Thursday, March 15, 2007

Where the Wolf Comes Knocking - washingtonpost.com

Where the Wolf Comes Knocking - washingtonpost.com: "'The tragedy of the current situation is that it was entirely predictable,' said John H. Vogel Jr., a professor at the Tuck School of Business at Dartmouth College, who wrote in 2005 about the dangers of mortgage-loan excesses. 'What's surprising is how fast this is unraveling,' he said. 'Mortgage brokers pushed exotic mortgage products that allowed people to buy houses that only made sense if prices kept rising. Now that houses have stopped appreciating, people are going to lose their homes and their savings.'

A major sign that broader trouble could be brewing emerged Tuesday after a national survey by the Mortgage Bankers Association showed a soaring number of homeowners failing to make their mortgage payments in the last three months of 2006. The group also reported that foreclosures on all homes leaped to the highest level in nearly four decades.
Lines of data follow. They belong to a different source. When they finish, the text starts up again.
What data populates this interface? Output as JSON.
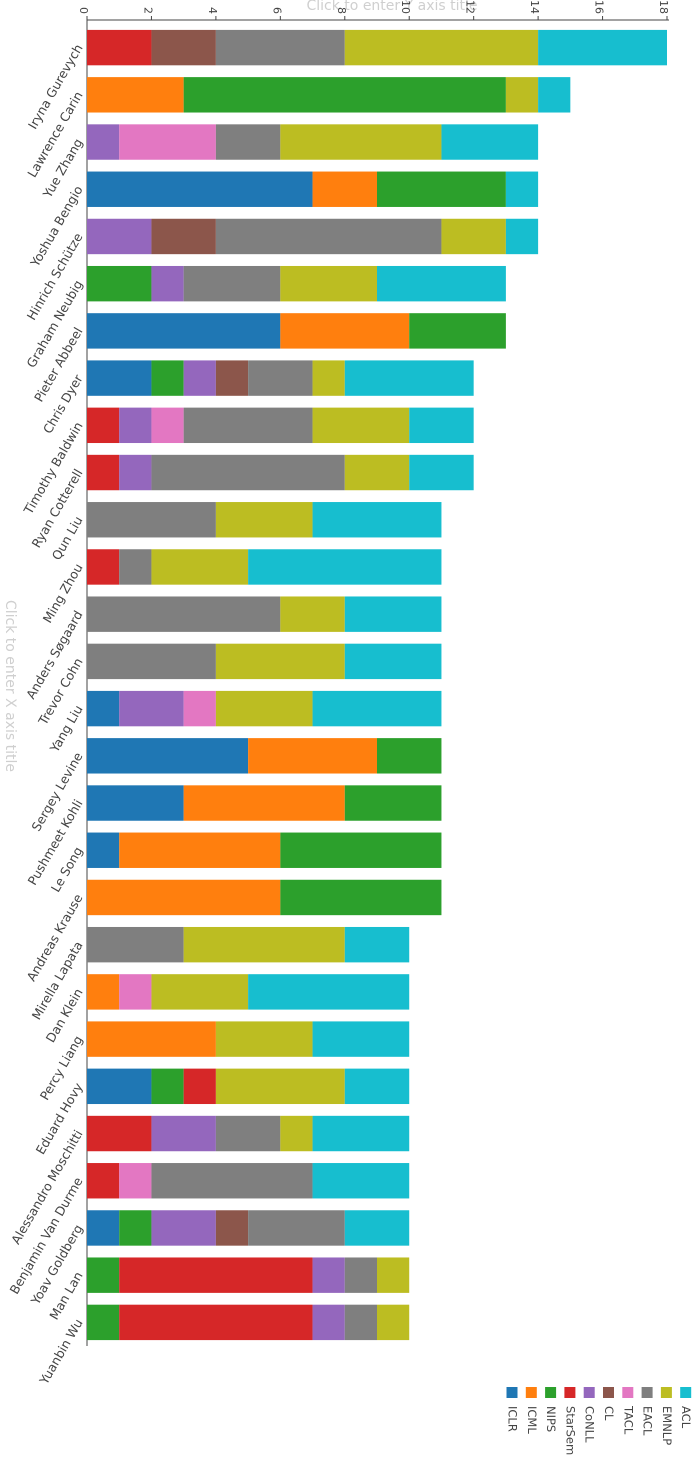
{
  "chart_data": {
    "type": "bar",
    "orientation": "horizontal",
    "stacked": true,
    "title": "",
    "xaxis_title_placeholder": "Click to enter Y axis title",
    "yaxis_title_placeholder": "Click to enter X axis title",
    "xlim": [
      0,
      18
    ],
    "x_ticks": [
      0,
      2,
      4,
      6,
      8,
      10,
      12,
      14,
      16,
      18
    ],
    "x_tick_labels": [
      "0",
      "2",
      "4",
      "6",
      "8",
      "10",
      "12",
      "14",
      "16",
      "18"
    ],
    "grid": false,
    "legend_position": "bottom-right",
    "categories": [
      "Iryna Gurevych",
      "Lawrence Carin",
      "Yue Zhang",
      "Yoshua Bengio",
      "Hinrich Schütze",
      "Graham Neubig",
      "Pieter Abbeel",
      "Chris Dyer",
      "Timothy Baldwin",
      "Ryan Cotterell",
      "Qun Liu",
      "Ming Zhou",
      "Anders Søgaard",
      "Trevor Cohn",
      "Yang Liu",
      "Sergey Levine",
      "Pushmeet Kohli",
      "Le Song",
      "Andreas Krause",
      "Mirella Lapata",
      "Dan Klein",
      "Percy Liang",
      "Eduard Hovy",
      "Alessandro Moschitti",
      "Benjamin Van Durme",
      "Yoav Goldberg",
      "Man Lan",
      "Yuanbin Wu"
    ],
    "series": [
      {
        "name": "ICLR",
        "color": "#1f77b4",
        "values": [
          0,
          0,
          0,
          7,
          0,
          0,
          6,
          2,
          0,
          0,
          0,
          0,
          0,
          0,
          1,
          5,
          3,
          1,
          0,
          0,
          0,
          0,
          2,
          0,
          0,
          1,
          0,
          0
        ]
      },
      {
        "name": "ICML",
        "color": "#ff7f0e",
        "values": [
          0,
          3,
          0,
          2,
          0,
          0,
          4,
          0,
          0,
          0,
          0,
          0,
          0,
          0,
          0,
          4,
          5,
          5,
          6,
          0,
          1,
          4,
          0,
          0,
          0,
          0,
          0,
          0
        ]
      },
      {
        "name": "NIPS",
        "color": "#2ca02c",
        "values": [
          0,
          10,
          0,
          4,
          0,
          2,
          3,
          1,
          0,
          0,
          0,
          0,
          0,
          0,
          0,
          2,
          3,
          5,
          5,
          0,
          0,
          0,
          1,
          0,
          0,
          1,
          1,
          1
        ]
      },
      {
        "name": "StarSem",
        "color": "#d62728",
        "values": [
          2,
          0,
          0,
          0,
          0,
          0,
          0,
          0,
          1,
          1,
          0,
          1,
          0,
          0,
          0,
          0,
          0,
          0,
          0,
          0,
          0,
          0,
          1,
          2,
          1,
          0,
          6,
          6
        ]
      },
      {
        "name": "CoNLL",
        "color": "#9467bd",
        "values": [
          0,
          0,
          1,
          0,
          2,
          1,
          0,
          1,
          1,
          1,
          0,
          0,
          0,
          0,
          2,
          0,
          0,
          0,
          0,
          0,
          0,
          0,
          0,
          2,
          0,
          2,
          1,
          1
        ]
      },
      {
        "name": "CL",
        "color": "#8c564b",
        "values": [
          2,
          0,
          0,
          0,
          2,
          0,
          0,
          1,
          0,
          0,
          0,
          0,
          0,
          0,
          0,
          0,
          0,
          0,
          0,
          0,
          0,
          0,
          0,
          0,
          0,
          1,
          0,
          0
        ]
      },
      {
        "name": "TACL",
        "color": "#e377c2",
        "values": [
          0,
          0,
          3,
          0,
          0,
          0,
          0,
          0,
          1,
          0,
          0,
          0,
          0,
          0,
          1,
          0,
          0,
          0,
          0,
          0,
          1,
          0,
          0,
          0,
          1,
          0,
          0,
          0
        ]
      },
      {
        "name": "EACL",
        "color": "#7f7f7f",
        "values": [
          4,
          0,
          2,
          0,
          7,
          3,
          0,
          2,
          4,
          6,
          4,
          1,
          6,
          4,
          0,
          0,
          0,
          0,
          0,
          3,
          0,
          0,
          0,
          2,
          5,
          3,
          1,
          1
        ]
      },
      {
        "name": "EMNLP",
        "color": "#bcbd22",
        "values": [
          6,
          1,
          5,
          0,
          2,
          3,
          0,
          1,
          3,
          2,
          3,
          3,
          2,
          4,
          3,
          0,
          0,
          0,
          0,
          5,
          3,
          3,
          4,
          1,
          0,
          0,
          1,
          1
        ]
      },
      {
        "name": "ACL",
        "color": "#17becf",
        "values": [
          4,
          1,
          3,
          1,
          1,
          4,
          0,
          4,
          2,
          2,
          4,
          6,
          3,
          3,
          4,
          0,
          0,
          0,
          0,
          2,
          5,
          3,
          2,
          3,
          3,
          2,
          0,
          0
        ]
      }
    ]
  }
}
That news sent every major stock-market index plummeting as soon as it was released Tuesday.

A deeper look at the survey reveals a tale of two Americas.

In many parts of the country, including the Washington region, housing prices skyrocketed beyond income growth over the past few years. Millions of people, wanting to get a piece of the action, got risky types of mortgages to finance a home-buying splurge that was beyond their means."